Finding optimal decision threshold for binary comm system

Question

I'm trying to solve the following exercise: Given a system that transmits bit $b$ with probability $p_b$ and $-b$ with $p_{-b}$ and the transmission is degraded by AWGN $N(0,\sigma^2)$. What is the optimal decision threshold $\mu$ to minimize the probability of error? Use Q functions to express the probability of error.

My approach:

$P_e = P_b P(-b|b) + P_{-b} P(b|-b)$, where $P(-b|b)$ means probability of detecting $-b$ given that $b$ was transmitted.

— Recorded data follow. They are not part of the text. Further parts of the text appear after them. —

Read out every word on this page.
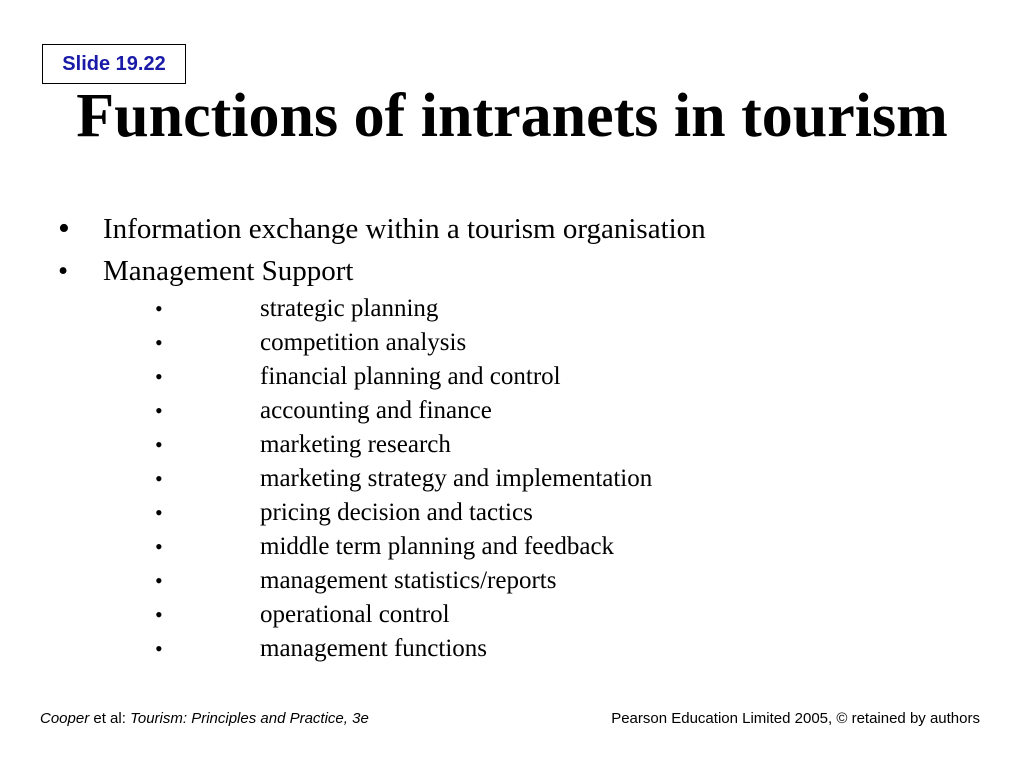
Slide 19.22
Functions of intranets in tourism
• Information exchange within a tourism organisation
• Management Support
•	strategic planning
•	competition analysis
•	financial planning and control
•	accounting and finance
•	marketing research
•	marketing strategy and implementation
•	pricing decision and tactics
•	middle term planning and feedback
•	management statistics/reports
•	operational control
•	management functions
Cooper et al: Tourism: Principles and Practice, 3e	Pearson Education Limited 2005, © retained by authors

$P(-b|b)$ is the left tail of the distribution ($\Phi$) since I need to receive a value smaller than $\mu$ after sending $b$, but since the exercise asks in $Q$ -> $Q(-(\frac{\mu-b}{\sigma}))$

$P(b|-b)$ is already the right tail as I need to get something greater than $\mu$ after sending $-b$, so $Q(\frac{\mu+b}{\sigma})$.

To find the optimal $\mu$, I took the derivate of $P_e$ with respect to $\mu$ and set it equal to 0. To facilitate notation, I will use $X = \frac{-(\mu-b)}{\sigma}$ and $Y = \frac{\mu+b}{\sigma}$.

Now I have $P_1 e^{-\frac{X^2}{2}} = -P_{-1} e^{-\frac{Y^2}{2}}$.

After some manipulation and taking $ln$ on both sides: $ln(\frac{p_1}{p_{-1}}) = \frac{\frac{Y^2}{2}}{\frac{-X^2}{2}} = \frac{2\mu b}{\sigma^2}$.

So, $\mu = ln(\frac{p_1}{p_{-1}}) \frac{\sigma^2}{2b}$ but the solutions I have don't have the $\sigma^2$ term, so I cannot find where I made a mistake.

As for the derivative of the $Q$ function, it should be $-\Phi'$, right? Which ends up being the pdf, so $e^{-\frac{z^2}{2}}$ (omitting the normalization factor as they will cancel out on this particular question)

Answer 1

Let P(0) ( P(1) ) is a probability of transmitting bit zero (one); P(e|0) ( P(e|1) ) is a probability of error when detecting bit zero (one).

The probability of erroneous detection is $$ P(e) = P(e|0)P(0) + P(e|1)P(1) \tag {1} $$ Let $V_0$ ( $V_1$ ) be a nominal signal voltage of bit zero ( one ) signal at the transmitter. $$ P(e|0) = \int_T^{\infty}{{\frac {1} {\sigma \sqrt{2\pi}}}\exp\left(-(\nu-V_0)^2/2 {\sigma}^2\right) d\nu } \\ P(e|1) = \int_{-\infty}^T{{\frac {1} {\sigma \sqrt{2\pi}}}\exp\left(-(\nu-V_1)^2/2 {\sigma}^2\right) d\nu } $$ where $T$ is a detection threshold (OP's $\mu$).

Differentiating $P(e)$ of eq.1 w.r.t. $T$, we arrive at $$ -P(0){{\frac {1} {\sigma \sqrt{2\pi}}}\exp\left(-(T-V_0)^2/2 {\sigma}^2\right)} + P(1){{\frac {1} {\sigma \sqrt{2\pi}}}\exp\left(-(T-V_1)^2/2 {\sigma}^2\right)} \tag {2} $$

To find an optimal threshold, we equate the expression in eq.2 to zero: $$ P(0)\exp\left(-{\frac {(T-V_0)^2} {2 {\sigma}^2}}\right) = P(1)\exp\left(-{\frac {(T-V_1)^2} {2 {\sigma}^2}}\right) \\ T = {\frac {V_0+V_1} {2}} + {\sigma}^2{\ln{(\frac {P(1)} {P(0)})}} $$ that is, exactly the OP's result.

The OP's reference source may compute the optimal threshold for the system in which the probabilities of zero/one bit transmissions are equal. The variance ${\sigma} ^2$ is multipled by $\ln{(\frac {P(1)} {P(0)})}$, and it disappears from the expression for optimal threshold, when the zero/one probabilities in transmission are equal ($P(0)=P(1)=1/2$).